Wood’s desire to move on from her experience with Manson might seem in conflict with making a documentary on that very subject. But Phoenix Rising is a deliverance, a way to leave that story behind by putting it all out there one final time. She looks forward to “not having to speak about any of this anymore.” “Once the documentary is out,” she says, “I don’t know what else there will be to say.”

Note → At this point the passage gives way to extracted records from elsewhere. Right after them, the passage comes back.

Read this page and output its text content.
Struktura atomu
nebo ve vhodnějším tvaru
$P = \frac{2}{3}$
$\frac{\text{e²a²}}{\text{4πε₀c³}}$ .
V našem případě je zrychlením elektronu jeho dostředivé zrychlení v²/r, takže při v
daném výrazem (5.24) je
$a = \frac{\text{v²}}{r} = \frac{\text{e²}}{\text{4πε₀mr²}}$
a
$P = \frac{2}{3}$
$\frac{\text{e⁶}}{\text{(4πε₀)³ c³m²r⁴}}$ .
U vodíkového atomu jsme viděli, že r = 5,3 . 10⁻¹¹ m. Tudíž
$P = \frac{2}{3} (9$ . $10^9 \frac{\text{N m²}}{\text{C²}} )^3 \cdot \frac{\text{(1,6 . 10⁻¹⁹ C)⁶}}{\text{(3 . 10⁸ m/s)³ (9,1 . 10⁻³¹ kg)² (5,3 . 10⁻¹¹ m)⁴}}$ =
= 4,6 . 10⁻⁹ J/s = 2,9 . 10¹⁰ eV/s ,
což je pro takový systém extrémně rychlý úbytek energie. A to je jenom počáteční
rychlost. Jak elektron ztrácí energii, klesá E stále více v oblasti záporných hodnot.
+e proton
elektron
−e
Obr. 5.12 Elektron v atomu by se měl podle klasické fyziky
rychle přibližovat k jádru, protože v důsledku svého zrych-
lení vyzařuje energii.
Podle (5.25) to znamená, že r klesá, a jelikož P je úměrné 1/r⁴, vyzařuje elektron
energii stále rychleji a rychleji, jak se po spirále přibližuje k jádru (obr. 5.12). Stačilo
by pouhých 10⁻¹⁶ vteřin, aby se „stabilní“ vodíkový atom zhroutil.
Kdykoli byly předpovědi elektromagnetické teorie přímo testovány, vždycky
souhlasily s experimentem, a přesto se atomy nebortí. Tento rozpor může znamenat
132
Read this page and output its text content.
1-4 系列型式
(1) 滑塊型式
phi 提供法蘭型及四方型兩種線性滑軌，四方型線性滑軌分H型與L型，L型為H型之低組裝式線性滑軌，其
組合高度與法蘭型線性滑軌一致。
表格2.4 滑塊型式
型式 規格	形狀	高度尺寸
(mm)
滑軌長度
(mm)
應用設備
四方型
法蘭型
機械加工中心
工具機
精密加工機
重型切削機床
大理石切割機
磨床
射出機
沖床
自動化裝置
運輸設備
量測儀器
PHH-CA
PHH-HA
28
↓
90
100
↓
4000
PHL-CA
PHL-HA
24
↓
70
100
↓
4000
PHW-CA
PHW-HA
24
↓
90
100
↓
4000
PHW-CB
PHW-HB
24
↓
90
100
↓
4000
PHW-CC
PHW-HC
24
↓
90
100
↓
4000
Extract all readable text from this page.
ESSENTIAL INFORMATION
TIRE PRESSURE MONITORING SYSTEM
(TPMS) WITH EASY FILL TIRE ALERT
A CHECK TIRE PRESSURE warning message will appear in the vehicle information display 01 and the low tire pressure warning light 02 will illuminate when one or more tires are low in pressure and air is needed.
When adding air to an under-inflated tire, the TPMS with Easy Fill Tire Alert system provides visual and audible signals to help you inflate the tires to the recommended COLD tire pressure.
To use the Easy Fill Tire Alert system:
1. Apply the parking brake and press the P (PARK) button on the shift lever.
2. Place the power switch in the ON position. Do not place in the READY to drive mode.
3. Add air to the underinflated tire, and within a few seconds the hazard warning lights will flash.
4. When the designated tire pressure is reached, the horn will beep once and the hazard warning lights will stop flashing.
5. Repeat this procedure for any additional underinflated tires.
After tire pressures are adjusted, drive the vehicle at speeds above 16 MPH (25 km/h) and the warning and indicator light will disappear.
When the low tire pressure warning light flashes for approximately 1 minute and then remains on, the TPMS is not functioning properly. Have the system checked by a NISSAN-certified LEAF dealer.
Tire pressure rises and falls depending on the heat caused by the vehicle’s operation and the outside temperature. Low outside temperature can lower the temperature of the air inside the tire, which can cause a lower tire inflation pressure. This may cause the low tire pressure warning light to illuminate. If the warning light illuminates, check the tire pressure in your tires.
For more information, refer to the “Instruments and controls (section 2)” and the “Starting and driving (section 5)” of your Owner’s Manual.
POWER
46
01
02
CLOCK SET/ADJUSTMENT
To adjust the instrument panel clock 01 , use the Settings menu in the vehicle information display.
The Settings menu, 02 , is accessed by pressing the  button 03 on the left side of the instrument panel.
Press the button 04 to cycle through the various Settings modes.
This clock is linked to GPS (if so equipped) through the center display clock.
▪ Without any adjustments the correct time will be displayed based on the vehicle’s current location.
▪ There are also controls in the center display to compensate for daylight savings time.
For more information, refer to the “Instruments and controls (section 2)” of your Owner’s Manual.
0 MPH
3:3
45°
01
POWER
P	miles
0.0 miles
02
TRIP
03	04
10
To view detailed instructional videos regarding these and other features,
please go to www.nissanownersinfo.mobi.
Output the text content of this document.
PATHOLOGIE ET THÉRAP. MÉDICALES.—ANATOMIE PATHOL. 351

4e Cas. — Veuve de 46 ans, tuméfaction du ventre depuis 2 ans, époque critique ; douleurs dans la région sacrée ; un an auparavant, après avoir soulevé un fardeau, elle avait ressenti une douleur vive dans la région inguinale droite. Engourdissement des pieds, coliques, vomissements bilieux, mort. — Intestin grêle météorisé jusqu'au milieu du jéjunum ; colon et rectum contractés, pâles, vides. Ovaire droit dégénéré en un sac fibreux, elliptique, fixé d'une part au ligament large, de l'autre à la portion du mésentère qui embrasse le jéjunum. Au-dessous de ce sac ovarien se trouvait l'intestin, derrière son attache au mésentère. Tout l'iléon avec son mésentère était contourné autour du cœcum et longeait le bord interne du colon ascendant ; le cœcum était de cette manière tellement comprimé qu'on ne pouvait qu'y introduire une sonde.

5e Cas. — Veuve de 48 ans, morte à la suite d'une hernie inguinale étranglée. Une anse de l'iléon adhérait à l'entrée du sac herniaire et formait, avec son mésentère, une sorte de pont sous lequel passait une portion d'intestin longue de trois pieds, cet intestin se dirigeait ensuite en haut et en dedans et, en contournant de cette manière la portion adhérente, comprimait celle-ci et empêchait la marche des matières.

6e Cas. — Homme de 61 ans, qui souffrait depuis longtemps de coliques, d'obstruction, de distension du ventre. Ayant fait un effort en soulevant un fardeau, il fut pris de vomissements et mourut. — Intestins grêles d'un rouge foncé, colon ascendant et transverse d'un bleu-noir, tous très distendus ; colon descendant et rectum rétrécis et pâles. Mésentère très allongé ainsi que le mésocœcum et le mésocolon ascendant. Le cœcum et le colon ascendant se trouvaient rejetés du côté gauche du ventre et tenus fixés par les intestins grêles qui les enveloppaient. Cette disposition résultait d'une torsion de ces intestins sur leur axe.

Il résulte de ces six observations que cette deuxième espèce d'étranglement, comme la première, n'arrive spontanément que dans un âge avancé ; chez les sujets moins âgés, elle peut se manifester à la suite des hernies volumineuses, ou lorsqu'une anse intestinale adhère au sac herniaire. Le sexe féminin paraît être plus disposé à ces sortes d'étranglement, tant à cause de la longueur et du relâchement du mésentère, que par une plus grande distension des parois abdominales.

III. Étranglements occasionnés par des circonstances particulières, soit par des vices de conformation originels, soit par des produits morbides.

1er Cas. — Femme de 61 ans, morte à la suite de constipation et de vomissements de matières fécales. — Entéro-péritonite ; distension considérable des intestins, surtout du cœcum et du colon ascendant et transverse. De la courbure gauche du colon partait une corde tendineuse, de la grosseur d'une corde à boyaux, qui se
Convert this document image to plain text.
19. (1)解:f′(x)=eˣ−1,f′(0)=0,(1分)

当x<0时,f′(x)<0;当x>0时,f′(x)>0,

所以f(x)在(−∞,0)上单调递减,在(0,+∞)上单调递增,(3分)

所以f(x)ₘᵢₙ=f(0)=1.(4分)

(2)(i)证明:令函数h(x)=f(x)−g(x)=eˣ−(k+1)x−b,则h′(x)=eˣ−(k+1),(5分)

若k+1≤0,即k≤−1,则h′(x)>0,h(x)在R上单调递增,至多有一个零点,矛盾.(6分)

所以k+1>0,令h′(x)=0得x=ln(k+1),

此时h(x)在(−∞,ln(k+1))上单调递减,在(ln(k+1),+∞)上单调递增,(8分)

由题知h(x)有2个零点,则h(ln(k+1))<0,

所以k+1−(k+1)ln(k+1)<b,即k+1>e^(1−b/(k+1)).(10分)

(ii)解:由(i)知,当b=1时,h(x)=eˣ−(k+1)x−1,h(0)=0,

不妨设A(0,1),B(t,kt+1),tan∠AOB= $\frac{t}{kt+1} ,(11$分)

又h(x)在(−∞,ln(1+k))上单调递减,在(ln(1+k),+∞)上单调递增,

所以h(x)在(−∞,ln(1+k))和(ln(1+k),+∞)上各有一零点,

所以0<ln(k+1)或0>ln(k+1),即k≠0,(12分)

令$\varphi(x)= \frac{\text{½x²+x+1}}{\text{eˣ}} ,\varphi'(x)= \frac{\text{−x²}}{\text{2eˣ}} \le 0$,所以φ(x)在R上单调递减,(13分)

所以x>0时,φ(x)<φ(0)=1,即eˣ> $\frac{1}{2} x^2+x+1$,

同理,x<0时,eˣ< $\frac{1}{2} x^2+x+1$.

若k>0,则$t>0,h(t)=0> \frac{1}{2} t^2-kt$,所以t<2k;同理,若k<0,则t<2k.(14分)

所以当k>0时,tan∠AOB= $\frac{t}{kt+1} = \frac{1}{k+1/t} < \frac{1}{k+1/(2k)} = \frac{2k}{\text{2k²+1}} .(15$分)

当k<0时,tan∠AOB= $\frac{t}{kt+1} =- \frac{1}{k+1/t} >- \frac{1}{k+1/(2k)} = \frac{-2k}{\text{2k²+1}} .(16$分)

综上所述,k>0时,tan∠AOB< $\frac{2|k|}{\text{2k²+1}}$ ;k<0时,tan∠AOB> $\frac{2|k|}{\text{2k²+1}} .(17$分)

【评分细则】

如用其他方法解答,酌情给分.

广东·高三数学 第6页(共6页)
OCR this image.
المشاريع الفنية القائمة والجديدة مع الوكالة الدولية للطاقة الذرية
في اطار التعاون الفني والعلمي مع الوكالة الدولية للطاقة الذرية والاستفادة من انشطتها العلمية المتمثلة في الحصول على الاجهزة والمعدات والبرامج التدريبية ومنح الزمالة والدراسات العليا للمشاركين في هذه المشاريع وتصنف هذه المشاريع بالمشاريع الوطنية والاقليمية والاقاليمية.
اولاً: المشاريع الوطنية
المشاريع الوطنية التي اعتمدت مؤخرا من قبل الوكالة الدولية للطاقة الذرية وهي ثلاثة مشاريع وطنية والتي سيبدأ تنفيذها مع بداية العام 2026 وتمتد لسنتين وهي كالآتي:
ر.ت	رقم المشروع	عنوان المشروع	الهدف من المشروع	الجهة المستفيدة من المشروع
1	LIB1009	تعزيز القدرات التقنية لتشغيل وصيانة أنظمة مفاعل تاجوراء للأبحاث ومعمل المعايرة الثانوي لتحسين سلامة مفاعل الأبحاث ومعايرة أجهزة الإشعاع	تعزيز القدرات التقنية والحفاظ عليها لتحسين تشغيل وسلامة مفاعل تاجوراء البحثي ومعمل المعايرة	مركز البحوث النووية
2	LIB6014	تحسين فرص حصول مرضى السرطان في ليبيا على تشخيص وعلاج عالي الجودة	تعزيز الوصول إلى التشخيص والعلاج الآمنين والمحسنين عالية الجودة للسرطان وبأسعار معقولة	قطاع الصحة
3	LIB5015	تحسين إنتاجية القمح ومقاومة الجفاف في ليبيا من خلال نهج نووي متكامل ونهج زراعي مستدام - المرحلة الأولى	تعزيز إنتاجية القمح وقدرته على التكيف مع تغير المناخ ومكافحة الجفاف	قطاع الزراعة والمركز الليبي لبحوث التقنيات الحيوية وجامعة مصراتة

That day may be closer, but it isn’t here yet. When I call Wood to talk about Manson’s lawsuit, she’s disheartened, her voice low and tired as she talks about another hurdle that puts her “back in the ring with the person who hurt” her. The effect is tangible. Wood is looking over her shoulder again and has hired security guards to follow her around as an extra precaution. All the worry is exhausting, and some days she wants to ditch her fame entirely, maybe to start a bee farm and an Etsy shop, a fantasy she says is “honestly not really a joke anymore.” But while Wood has spent more than a decade fearing this moment, now that it has arrived, she doesn’t feel nearly as scared as she did before she named Manson. “There is a freedom that comes with ripping off the Band-Aid,” she says, “and doing the thing you’re most afraid of.”